Em outras palavras, a questão é: qual é, nesses sistemas, a relação entre política e morte que só pode funcionar em um estado de emergência? Na formulação de Foucault, o biopoder parece funcionar mediante a divisão entre as pessoas que devem viver e as que devem morrer. Operando com base em uma divisão entre os vivos e os mortos, tal poder se define em relação a um campo biológico do qual toma o controle e no qual se inscreve. Esse controle pressupõe a distribuição da espécie humana em grupos, a subdivisão da população em subgrupos e o estabelecimento de uma cesura biológica entre uns e outros. Isso é o que Foucault rotula com o termo (aparentemente familiar) “racismo”.

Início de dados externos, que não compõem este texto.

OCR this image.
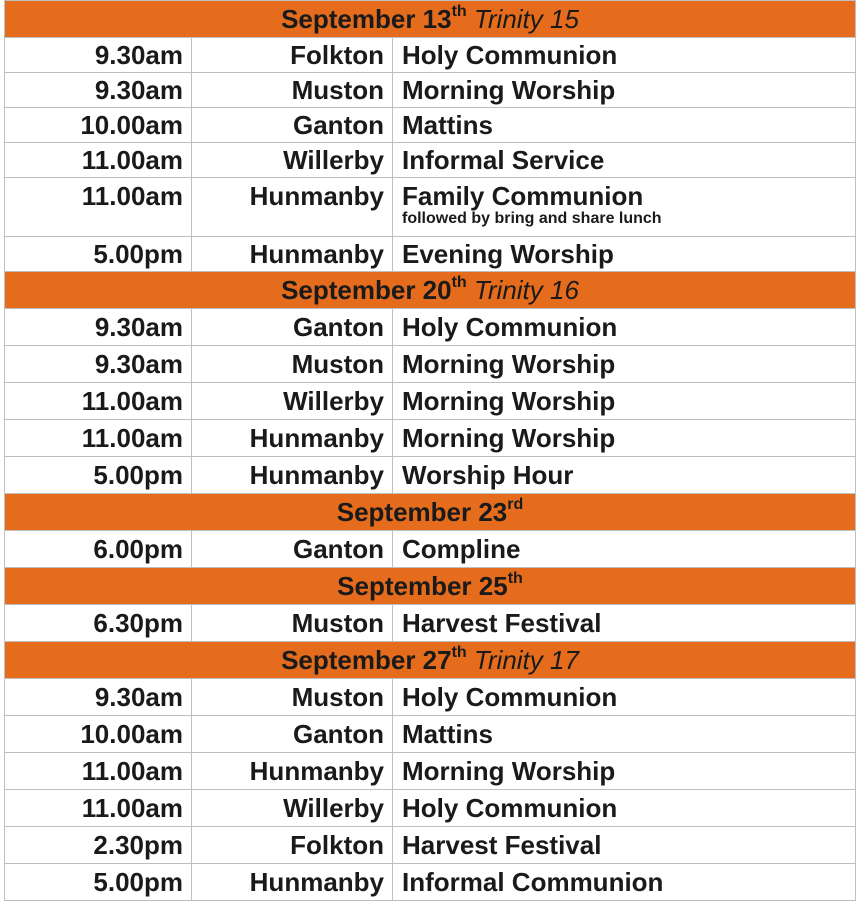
September 13th Trinity 15		
9.30am	Folkton	Holy Communion
9.30am	Muston	Morning Worship
10.00am	Ganton	Mattins
11.00am	Willerby	Informal Service
11.00am	Hunmanby	Family Communion
followed by bring and share lunch

5.00pm	Hunmanby	Evening Worship
September 20th Trinity 16		
9.30am	Ganton	Holy Communion
9.30am	Muston	Morning Worship
11.00am	Willerby	Morning Worship
11.00am	Hunmanby	Morning Worship
5.00pm	Hunmanby	Worship Hour
September 23rd
6.00pm	Ganton	Compline
September 25th
6.30pm	Muston	Harvest Festival
September 27th Trinity 17		
9.30am	Muston	Holy Communion
10.00am	Ganton	Mattins
11.00am	Hunmanby	Morning Worship
11.00am	Willerby	Holy Communion
2.30pm	Folkton	Harvest Festival
5.00pm	Hunmanby	Informal Communion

Achille Mbembe. Necropolítica, p. 128.
A raça (ou, neste caso, o racismo) constitui uma figura proeminente no cálculo do biopoder e da necropolítica. Mais do que a ideia de classe (a ideologia que define a história como uma luta econômica de classes), a raça foi sempre uma sombra presente na prática e no pensamento político ocidental, especialmente quando tentou imaginar a desumanidade ou a subjugação dos povos estrangeiros. É difícil também não lembrar o regime do apartheid na África do Sul. Nele, a township (área residencial segregada para negros, localizada fora da cidade) era a forma estrutural pela qual se podia regular o fluxo de trabalho migratório e controlar a urbanização africana. A township era um lugar onde a pobreza e a forte opressão eram experimentadas todos os dias, num ambiente racista e classista. É Frantz Fanon quem descreve o modo de funcionamento do necropoder e da necropolítica: “A cidade do colonizado, a cidade indígena, a cidade negra, (...) é um lugar de má fama, povoado por homens também de má fama. Ali, nasce-se em qualquer lado, de qualquer maneira. Morre-se em qualquer parte e não se sabe nunca de quê. É um mundo sem intervalos, os homens estão uns sobre os outros, as cabanas dispõem-se do mesmo modo. A cidade do colonizado é uma cidade esfomeada, por falta de pão, de carne, de sapatos, de luz. A cidade do colonizado é uma cidade de joelhos. É uma cidade de negros”.
Achille Mbembe. Necropolítica. In: Políticas da Inimizade. Lisboa: Antígona, 2017 (com adaptações).
Tendo como referência os textos anteriores, bem como a obra Necropolítica, de Achille Mbembe, julgue o item.
Suponha que, em uma sessão parlamentar, um representante eleito afirme publicamente o seguinte: “Competente, ∼, foi a cavalaria norte-americana, que dizimou seus índios no passado e, hoje em dia, não tem esse problema em seu país”.
Nessa situação, trata-se de uma percepção que pode constituir uma condição a ser utilizada como justificativa para a adoção de uma necropolítica fundada no racismo.